At St. Paul's school, children are encouraged to develop a greater understanding of their local environment, the wider world, as well their place in it.  Throughout the subject there are continuous links to CST, as guardians of God’s Creation, and people’s movement within it.  The geography curriculum is designed to develop knowledge and skills that are transferrable to other curriculum areas and which can be used to promote their spiritual, moral, social and cultural development. We spend time in our copse and using the school grounds, and local area for observations and exploration. These vital skills are then built upon and enhanced as the children progress through the school. As pupils progress, their growing knowledge about the world should help them to deepen their understanding of the interaction between physical and human processes, and the formation and use of landscapes and environments.  Alongside their learning, children will develop subject specific vocabulary relating to aspects of both human and physical geography.  We encourage children to use taught vocabulary and to listen to each other using the sentence stems and oracy skills practised throughout St. Paul’s.


The Geography curriculum is shaped by our school aims, to enable all children, including, regardless of background, ability, additional needs (SEND), to flourish and achieve their very best. In Geography, as with all other subjects at St Paul’s, we want pupils to develop the characteristics of learners outlined in DESIRE. We believe that each child should enjoy their learning in Geography, and lessons should inspire in pupils a curiosity and fascination about the world and its people that will remain with them for the rest of their lives.  At St Pauls school children are encouraged to learn about the world we live in and ways we can have a positive influence on it.  The children study localities, both in the United Kingdom, and abroad to help them to become familiar with, and understand the Earth’s processes, both physical and human. The curriculum is designed to develop skills and understanding which are progressive throughout their time at St. Paul’s school.  The study of geography is, by nature, an investigative subject, and encourages children to develop an enquiring mind, which can also be applied in other areas of the curriculum.
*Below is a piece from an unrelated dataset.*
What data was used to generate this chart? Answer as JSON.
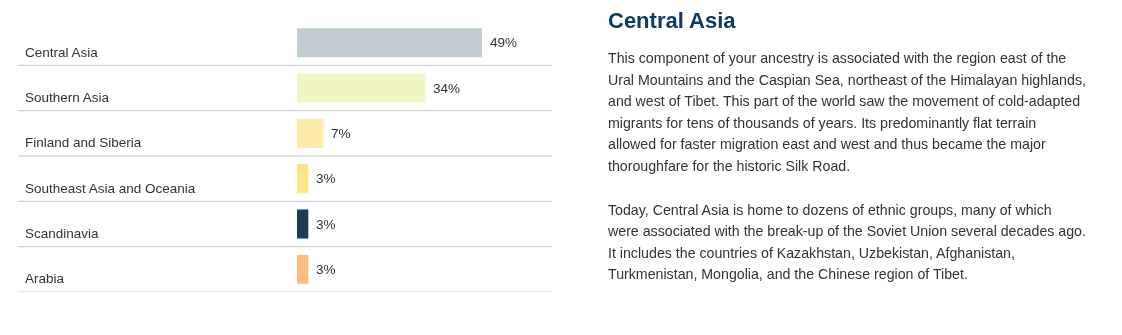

A two yearly cycle of topics is planned as an overview of teaching and learning.  This is reviewed and reflected upon, and can be adapted with the needs of the children.  Cross curricular outcomes in geography are specifically planned for, with strong links between geography, and literacy and history lessons so, that children achieve depth in their learning and understanding.  Children’s knowledge is assessed discreetly, usually through questioning during lessons, during plenaries or as next steps in marking.  New content is through the topics and skills are taught in a practical, hands-on way to ensure enjoyment of the subject. The local area is fully utilised to achieve the desired outcomes, with extensive opportunities for learning outside the classroom embedded in practice.

Our Geography curriculum is planned in line with the knowledge and skills outlined in the National Curriculum throughout KS1 and KS2.


The main source of impact will be found in the quality and breadth of work seen in pupil's books, learning journeys (EYFS) and in the learning environment.

By the time the children leave St Paul’s school, they will:

  • Have an excellent understanding of where they live, where places are and what they are like.
  • Have an excellent understanding of human and physical environments and how they are interrelated.
  • Have an extensive geographical knowledge and vocabulary.
  • Have an excellent understanding about issues affecting the global environment and how our actions make an impact.
  • Have developed and utilised fieldwork and geographical skills and techniques.

Impact will ultimately be measured by how effectively it helps our pupils develop into well rounded individuals who have learnt to ask perceptive questions, think critically, weigh evidence and analyse data.  We want the children to have a passion for geography, and a real sense of curiosity to find out about the world around them and undertake new life experiences now and in the future.